Why Choose NVIDIA Virtual GPU (vGPU)
Here’s why you should choose NVIDIA Virtual GPU (vGPU) :
- Fractional GPU allocation for multiple VMs.
- Multi-GPU VM support for heavy workloads.
- Integration with leading virtualisation stacks (VMware, Citrix, etc.).
- Live migration for continuous uptime during updates.
- Centralised security with no data exposure on endpoints.
Limitations
The platform requires certified servers and compatible NVIDIA GPUs, which means higher upfront costs. Licensing can also be complex and costly.
Pricing
Licenses start around $20 per concurrent user (CCU), plus a $5 annual support fee per CCU. Contracts typically require a 4-year upfront commitment, totalling about $40 per CCU.
5. Amazon EC2 UltraClusters
AWS EC2 UltraClusters are designed for workloads like LLM training, HPC simulations and generative AI development. By connecting thousands of GPU instances within a single availability zone, UltraClusters deliver on-demand supercomputing power without the need for organisations to build physical infrastructure.
These clusters feature Elastic Fabric Adapter (EFA) networking with speeds up to 400 Gbps, ensuring high-throughput inter-instance communication. Paired with Amazon’s FSx for Lustre storage, UltraClusters eliminate bottlenecks and enable massive-scale workloads to run efficiently.
Why Choose Amazon EC2 UltraClusters
Here’s why you should choose Amazon EC2 UltraClusters :
- Scale from dozens to thousands of NVIDIA A100 or H100 GPUs.
- Elastic Fabric Adapter networking (up to 400 Gbps).
- Fully managed FSx for Lustre high-performance storage.
- Tight integration with AWS AI and ML ecosystem.

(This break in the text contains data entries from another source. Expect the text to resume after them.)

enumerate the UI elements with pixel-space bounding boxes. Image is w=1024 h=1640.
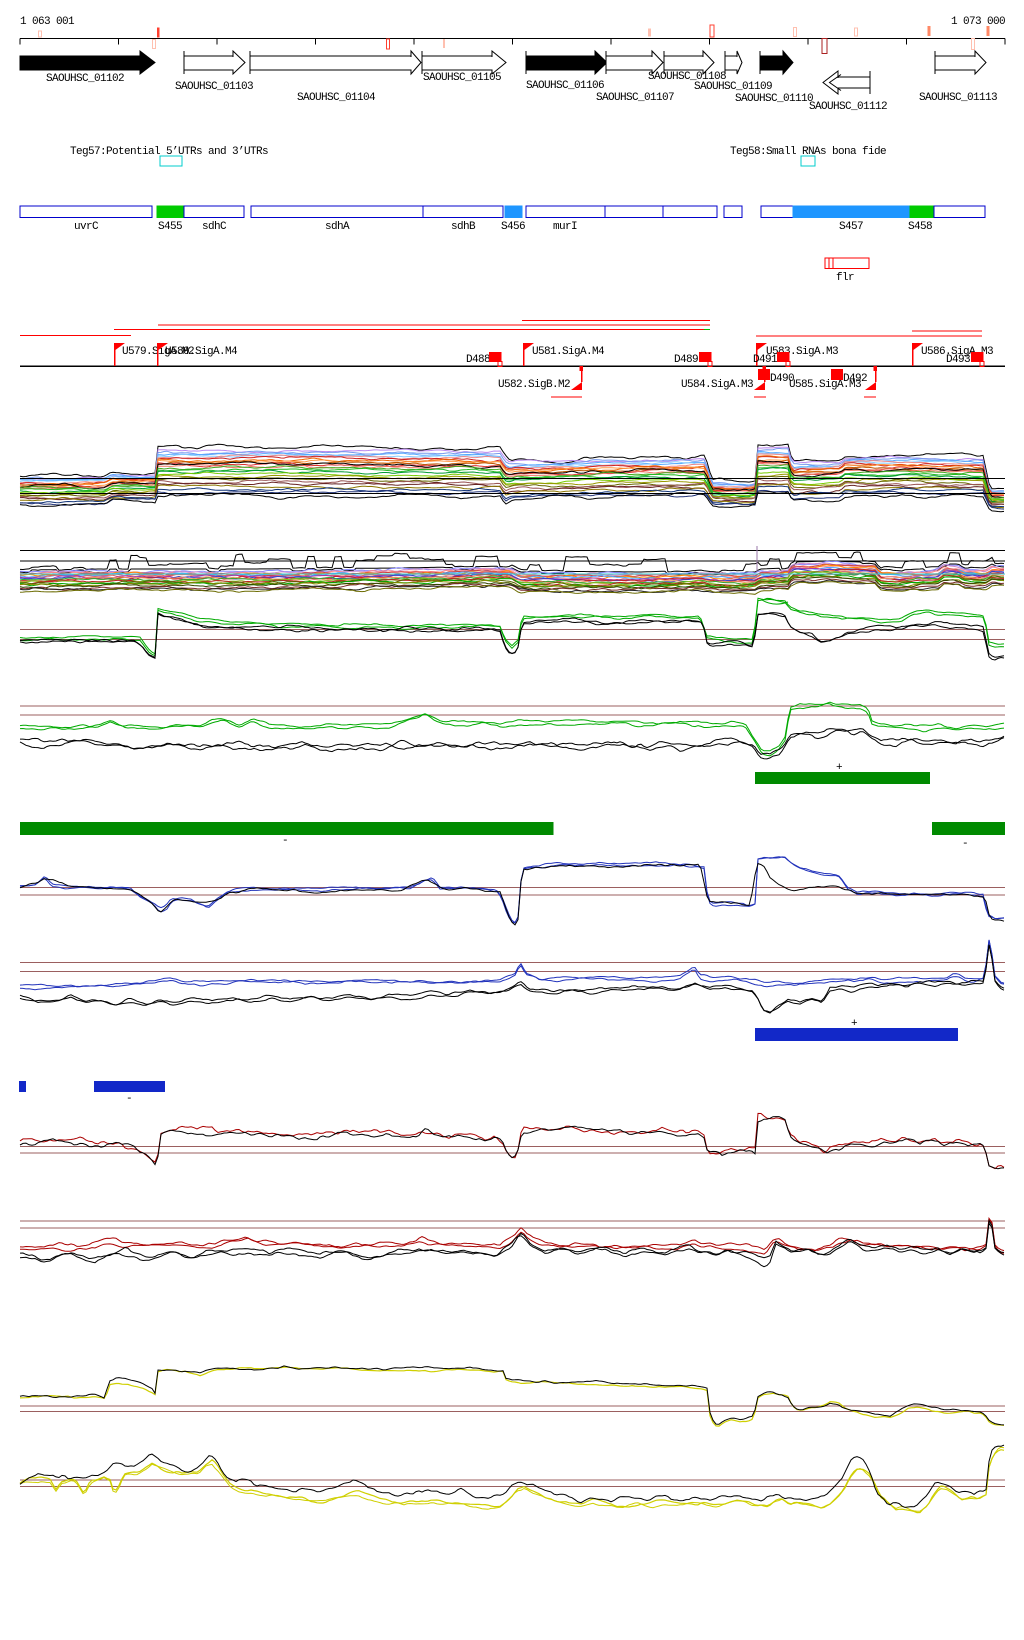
svg-text:SAOUHSC_01104: SAOUHSC_01104 [297,92,376,104]
svg-text:sdhA: sdhA [325,221,350,233]
svg-text:U582.SigB.M2: U582.SigB.M2 [498,379,570,391]
svg-text:uvrC: uvrC [74,221,99,233]
svg-text:SAOUHSC_01103: SAOUHSC_01103 [175,81,253,93]
svg-text:SAOUHSC_01113: SAOUHSC_01113 [919,92,997,104]
svg-text:S455: S455 [158,221,182,233]
svg-text:U579.SigA.M2: U579.SigA.M2 [122,346,194,358]
svg-text:+: + [836,762,843,774]
svg-text:D492: D492 [843,373,867,385]
svg-text:S456: S456 [501,221,525,233]
svg-text:D493: D493 [946,354,970,366]
svg-text:D491: D491 [753,354,778,366]
svg-text:U585.SigA.M3: U585.SigA.M3 [789,379,861,391]
svg-text:-: - [126,1093,133,1105]
svg-text:SAOUHSC_01105: SAOUHSC_01105 [423,72,501,84]
svg-text:-: - [962,838,969,850]
svg-text:U581.SigA.M4: U581.SigA.M4 [532,346,605,358]
svg-text:sdhC: sdhC [202,221,227,233]
svg-text:SAOUHSC_01106: SAOUHSC_01106 [526,80,604,92]
svg-text:U584.SigA.M3: U584.SigA.M3 [681,379,753,391]
svg-text:Teg58:Small RNAs bona fide: Teg58:Small RNAs bona fide [730,146,886,158]
svg-text:S457: S457 [839,221,863,233]
svg-text:+: + [851,1018,858,1030]
svg-text:SAOUHSC_01112: SAOUHSC_01112 [809,101,887,113]
svg-text:SAOUHSC_01107: SAOUHSC_01107 [596,92,674,104]
svg-text:1 073 000: 1 073 000 [951,16,1005,28]
svg-text:D489: D489 [674,354,698,366]
svg-text:S458: S458 [908,221,932,233]
svg-text:SAOUHSC_01102: SAOUHSC_01102 [46,73,124,85]
svg-text:D490: D490 [770,373,794,385]
svg-text:U580.SigA.M4: U580.SigA.M4 [165,346,238,358]
svg-text:Teg57:Potential 5’UTRs and 3’U: Teg57:Potential 5’UTRs and 3’UTRs [70,146,268,158]
svg-text:SAOUHSC_01109: SAOUHSC_01109 [694,81,772,93]
svg-text:D488: D488 [466,354,490,366]
svg-text:flr: flr [836,272,854,284]
svg-text:sdhB: sdhB [451,221,476,233]
svg-text:SAOUHSC_01108: SAOUHSC_01108 [648,71,726,83]
svg-text:1 063 001: 1 063 001 [20,16,75,28]
svg-text:SAOUHSC_01110: SAOUHSC_01110 [735,93,813,105]
svg-text:-: - [282,835,289,847]
svg-text:murI: murI [553,221,577,233]
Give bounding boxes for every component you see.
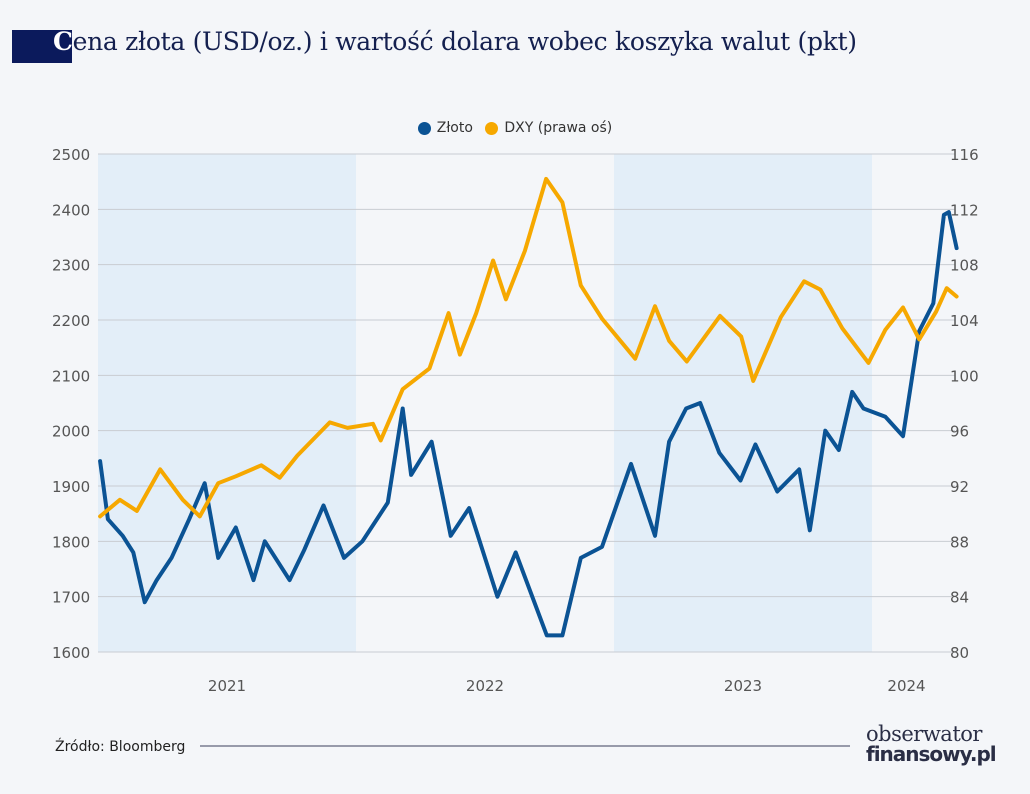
right-tick-label: 84 — [950, 589, 969, 607]
right-tick-label: 104 — [950, 312, 979, 330]
left-tick-label: 2300 — [52, 257, 90, 275]
right-tick-label: 108 — [950, 257, 979, 275]
left-tick-label: 2500 — [52, 146, 90, 164]
right-tick-label: 92 — [950, 478, 969, 496]
right-tick-label: 116 — [950, 146, 979, 164]
x-tick-label: 2024 — [887, 677, 925, 695]
title-accent-box — [12, 30, 72, 63]
legend-marker-dxy — [485, 121, 499, 135]
right-tick-label: 80 — [950, 644, 969, 662]
shaded-band-2021 — [98, 154, 356, 652]
gold-price-line — [98, 210, 959, 638]
left-tick-label: 2400 — [52, 201, 90, 219]
chart-title: Cena złota (USD/oz.) i wartość dolara wo… — [53, 27, 857, 56]
title-text: ena złota (USD/oz.) i wartość dolara wob… — [72, 27, 857, 56]
shaded-band-2023 — [614, 154, 872, 652]
legend-marker-gold — [417, 121, 431, 135]
left-tick-label: 1800 — [52, 533, 90, 551]
legend-label-dxy: DXY (prawa oś) — [504, 120, 613, 136]
legend-item-dxy: DXY (prawa oś) — [485, 120, 612, 136]
left-tick-label: 2100 — [52, 367, 90, 385]
dxy-line — [98, 176, 959, 519]
legend-label-gold: Złoto — [436, 120, 473, 136]
left-tick-label: 2200 — [52, 312, 90, 330]
x-tick-label: 2023 — [724, 677, 762, 695]
left-tick-label: 1600 — [52, 644, 90, 662]
legend-item-gold: Złoto — [417, 120, 473, 136]
title-first-letter: C — [53, 27, 73, 56]
right-tick-label: 88 — [950, 533, 969, 551]
x-tick-label: 2022 — [466, 677, 504, 695]
x-tick-label: 2021 — [208, 677, 246, 695]
legend: Złoto DXY (prawa oś) — [0, 120, 1030, 139]
left-tick-label: 2000 — [52, 423, 90, 441]
right-tick-label: 100 — [950, 367, 979, 385]
left-tick-label: 1700 — [52, 589, 90, 607]
right-tick-label: 96 — [950, 423, 969, 441]
brand-logo: obserwator finansowy.pl — [866, 722, 997, 766]
source-note: Źródło: Bloomberg — [55, 739, 186, 755]
logo-line-2: finansowy.pl — [866, 742, 997, 766]
left-tick-label: 1900 — [52, 478, 90, 496]
logo-line-1: obserwator — [866, 722, 982, 746]
right-tick-label: 112 — [950, 201, 979, 219]
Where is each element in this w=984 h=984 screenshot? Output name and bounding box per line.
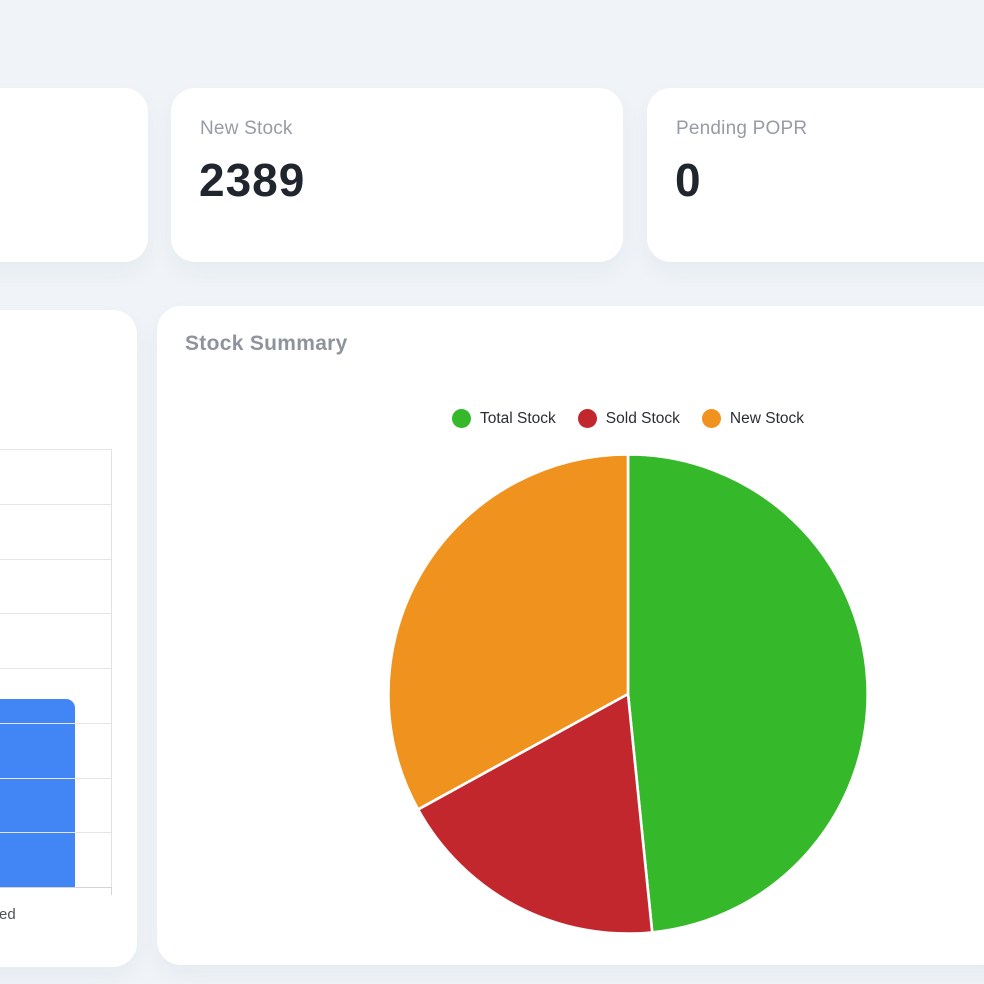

- On-demand access to supercomputing capacity.
Limitations
UltraClusters are expensive and often overkill for smaller projects. Setup and management can be highly complex, requiring deep AWS expertise and specialised distributed computing skills.
Pricing
The pricing varied by instance type. A p4de.24xlarge instance with 8 NVIDIA A100s costs around $40.97/hour. Newer p5 instances with H100 GPUs provide up to 4x more performance but at a higher hourly cost.
What Alternative Should You Choose?
The best Paperspace alternative depends on your goals. If cost-efficiency matters most, prioritise providers with flexible pricing and discount options. For heavy AI training or inference, go for A100 or H100 GPUs with NVLink/InfiniBand. Startups may benefit from quick deployment tools, while enterprises should consider SLAs, uptime and premium support.
FAQs
1. Why switch from Paperspace?
Switching ensures better pricing transparency, wider GPU variety, faster networking and reliable support tailored for AI workloads.
2. Which GPUs should I prioritise?
For lightweight tasks, use RTX cards; for training large AI models, you must opt for A100 or H100 GPUs with NVLink.
3. Are Paperspace alternatives more affordable?
Yes. Many providers offer per-second billing, spot instances and long-term discounts to optimise costs for startups and enterprises.
4. What matters most in a provider?
Transparent pricing, GPU variety, scalability, deployment simplicity and reliable support ensure long-term efficiency and productivity for workloads.
5. How reliable are these GPU cloud providers?
Top alternatives offer strong SLAs, global data centres and responsive support to ensure high uptime for critical AI workloads.